Sob gritos de “Não vai ter golpe”, o ator discutia enquanto parte do público se retirava, exigindo o dinheiro do ingresso de volta. Ao voltar para os bastidores, discutiu com a atriz do espetáculo Soraya Ravenle, chamando o setor que se revoltou de “neonazistas”, “escrotos” e “petistas, o que há de pior no Brasil” por terem, em suas palavras, “peitado” o ator. Seguiu discutindo aos berros, e fez a seguinte fala: “Um ator que está em cena é um rei! Não pode ser peitado. Não pode ser peitado por um negro, por um filho da puta que está na plateia. Não pode. Não pode ser peitado.
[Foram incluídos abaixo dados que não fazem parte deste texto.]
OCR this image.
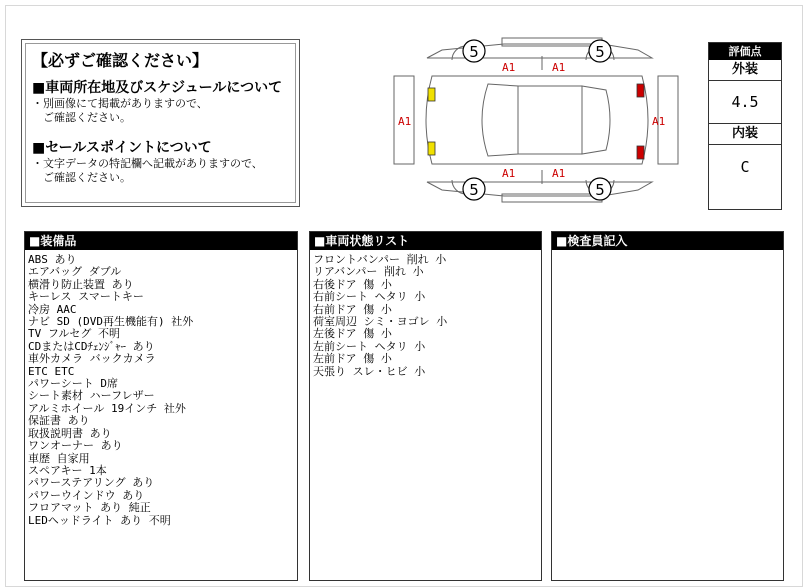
【必ずご確認ください】
■車両所在地及びスケジュールについて
・別画像にて掲載がありますので、
　ご確認ください。
■セールスポイントについて
・文字データの特記欄へ記載がありますので、
　ご確認ください。
5	5
5	5
A1	A1
A1	A1
A1	A1
評価点
外装
4.5
内装
C
■装備品
ABS あり
エアバッグ ダブル
横滑り防止装置 あり
キーレス スマートキー
冷房 AAC
ナビ SD (DVD再生機能有) 社外
TV フルセグ 不明
CDまたはCDﾁｪﾝｼﾞｬｰ あり
車外カメラ バックカメラ
ETC ETC
パワーシート D席
シート素材 ハーフレザー
アルミホイール 19インチ 社外
保証書 あり
取扱説明書 あり
ワンオーナー あり
車歴 自家用
スペアキー 1本
パワーステアリング あり
パワーウインドウ あり
フロアマット あり 純正
LEDヘッドライト あり 不明
■車両状態リスト
フロントバンパー 削れ 小
リアバンパー 削れ 小
右後ドア 傷 小
右前シート ヘタリ 小
右前ドア 傷 小
荷室周辺 シミ・ヨゴレ 小
左後ドア 傷 小
左前シート ヘタリ 小
左前ドア 傷 小
天張り スレ・ヒビ 小
■検査員記入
Eu estava fazendo uma ficção.” Chico Buarque, autor das músicas que compunham o musical e defensor do Governo Dilma, retirou a autorização para que Botelho as utilizasse em cena.
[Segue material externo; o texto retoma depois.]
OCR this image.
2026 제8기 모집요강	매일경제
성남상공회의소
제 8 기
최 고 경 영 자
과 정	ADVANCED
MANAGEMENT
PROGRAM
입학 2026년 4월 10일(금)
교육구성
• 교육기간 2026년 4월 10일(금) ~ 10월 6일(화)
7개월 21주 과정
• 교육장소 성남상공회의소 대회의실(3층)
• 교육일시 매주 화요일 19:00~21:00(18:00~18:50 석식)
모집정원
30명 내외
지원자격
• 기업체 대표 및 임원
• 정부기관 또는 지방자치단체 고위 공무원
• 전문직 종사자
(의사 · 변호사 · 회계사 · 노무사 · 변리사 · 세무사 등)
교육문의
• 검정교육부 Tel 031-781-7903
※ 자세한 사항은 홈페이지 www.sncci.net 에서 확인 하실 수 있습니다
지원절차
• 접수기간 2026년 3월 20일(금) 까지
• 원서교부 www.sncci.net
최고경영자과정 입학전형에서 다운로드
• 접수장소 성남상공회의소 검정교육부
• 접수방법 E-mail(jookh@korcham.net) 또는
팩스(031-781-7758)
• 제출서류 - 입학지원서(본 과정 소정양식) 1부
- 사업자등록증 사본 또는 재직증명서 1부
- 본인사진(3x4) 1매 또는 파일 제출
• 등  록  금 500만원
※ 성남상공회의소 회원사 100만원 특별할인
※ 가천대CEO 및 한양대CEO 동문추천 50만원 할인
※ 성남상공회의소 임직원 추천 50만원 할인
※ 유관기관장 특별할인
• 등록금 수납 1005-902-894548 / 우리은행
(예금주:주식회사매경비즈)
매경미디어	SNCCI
Racismo, reacionarismo e o teatro da casa grande

Claudio Botelho, conhecido pelos musicais da Broadway que traz para o Brasil sob a marca Möeller e Botelho, nunca escondeu seu posicionamento à direita e racista. Tendo feito campanha para Aécio em 2014, postou em sua página no facebook que “aqueles que não têm escolaridade não deveriam votar”. Em um país onde à população negra tem sido negados os seus direitos mais básicos como a educação e ocupa os postos de trabalho mais precários, é exatamente desses votos que Botelho fala. São os votos das mulheres negras que limpam o chão sob regime de terceirização, da juventude negra que é assassinada diariamente pela polícia que para ele de nada valem.

Também não é para os negros, a juventude pobre, os estudantes que Botelho faz suas peças. Contrário ao direito a meia-entrada para estudantes (que com a ajuda da UNE o governo Dilma tem atacado há tempos), suas peças costumam ter ingressos caros e são dedicadas a uma elite que pode desembolsar R$100,00 em um ingresso. Em cena, a maioria esmagadora de atores brancos. Nos bastidores, a coxia vira a Casa Grande e o senhorzinho se choca com a possibilidade de um negro “peitá-lo”.
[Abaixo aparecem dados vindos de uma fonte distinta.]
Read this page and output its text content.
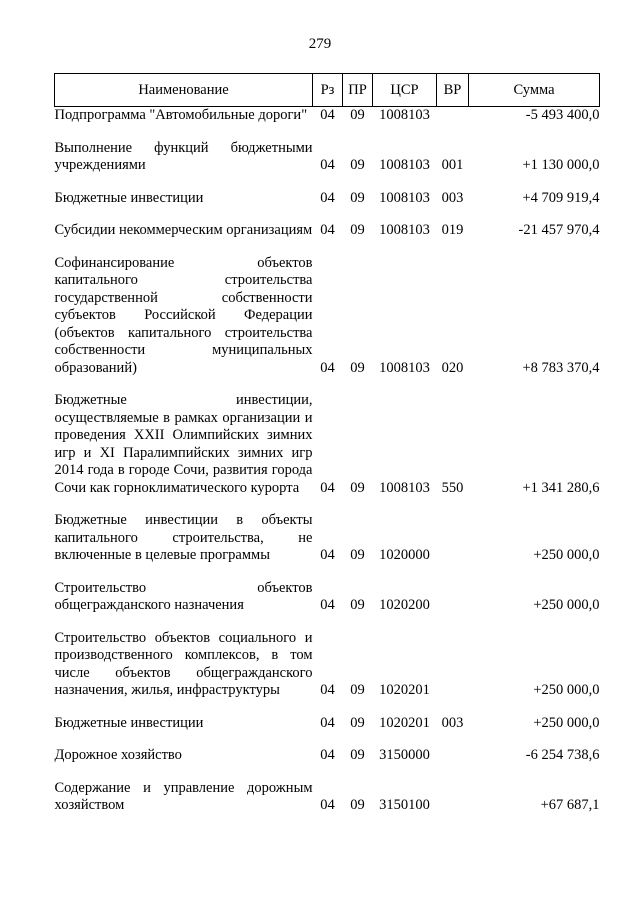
279
Наименование	Рз	ПР	ЦСР	ВР	Сумма
Подпрограмма "Автомобильные дороги"	04	09	1008103		-5 493 400,0
Выполнение функций бюджетными учреждениями	04	09	1008103	001	+1 130 000,0
Бюджетные инвестиции	04	09	1008103	003	+4 709 919,4
Субсидии некоммерческим организациям	04	09	1008103	019	-21 457 970,4
Софинансирование объектов капитального строительства государственной собственности субъектов Российской Федерации (объектов капитального строительства собственности муниципальных образований)	04	09	1008103	020	+8 783 370,4
Бюджетные инвестиции, осуществляемые в рамках организации и проведения XXII Олимпийских зимних игр и XI Паралимпийских зимних игр 2014 года в городе Сочи, развития города Сочи как горноклиматического курорта	04	09	1008103	550	+1 341 280,6
Бюджетные инвестиции в объекты капитального строительства, не включенные в целевые программы	04	09	1020000		+250 000,0
Строительство объектов общегражданского назначения	04	09	1020200		+250 000,0
Строительство объектов социального и производственного комплексов, в том числе объектов общегражданского назначения, жилья, инфраструктуры	04	09	1020201		+250 000,0
Бюджетные инвестиции	04	09	1020201	003	+250 000,0
Дорожное хозяйство	04	09	3150000		-6 254 738,6
Содержание и управление дорожным хозяйством	04	09	3150100		+67 687,1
Alegando que teria sido “censurado” em sua “liberdade artística”, Botelho foge do real debate: o racismo das suas colocações. Pois o grande problema não está na fala que fez no palco, criticando Dilma e Lula. Muito menos no fato de a plateia ter respondido, pois Teatro é, também, isso: uma troca de ideias e posicionamentos.

A defesa do impeachment, como viemos falando nesse Esquerda Diário, é, sim, reacionária. Do outro lado, também não se trata de um “golpe”, como fazem parecer os defensores do governo, o mesmo que fez aumentar a terceirização, que ocupa o Haiti, que coloca o Exército nas favelas brasileiras. Trata-se de uma manobra reacionária capitaneada pela direita que tenta capitalizar o descontentamento popular com o governo Dilma e seus ajustes. O que ocorreu no momento do espetáculo foi um enfrentamento de posições que reflete o que aconteceu ao longo da semana.
Mas a resposta do ator expressou algo muito mais profundo. O sentimento reacionário é alimentado e alimenta expressões de opressão como o racismo. Nos atos pró-impeachment, as selfies e os aplausos à polícia que assassina o povo negro são uma marca forte disso, assim como a defesa da redução da maioridade penal por um expressivo setor que os compõe, as emblemáticas fotos de mulheres negras servindo de babás para filhos de manifestantes brancos ou de humilhações a pessoas em situação de rua – pessoas negras.

O posicionamento racista do ator não está somente no fato de ele se revoltar especificamente com o fato de ter sido interrompido por um negro. Está também na defesa de um teatro para poucos, elitizado, onde o “ator é um rei” e pode falar o que quer sem poder ser questionado. Um teatro da Casa Grande, onde nem no palco e nem na plateia um negro é bem vindo – se tiver dinheiro, que venha, mas fique calado! Um tipo de teatro que, infelizmente, é exatamente o que se beneficia dos problemáticos editais da Lei Rouanet de incentivo à cultura, que é propagandeado pela mídia e incentivado pelo governo.

Mas não é esse o teatro que queremos e que nos representa. Não queremos um teatro de “reis”, em que os artistas só o façam pelo “glamour”, pelo “status” e pelo privilégio de estar na inimputável condição de ser aquele a quem a voz foi dada e que não pode ser questionada. Queremos um teatro que “incomode os que estão sossegados”, como dizia Plínio Marcos, que seja nosso e não deles.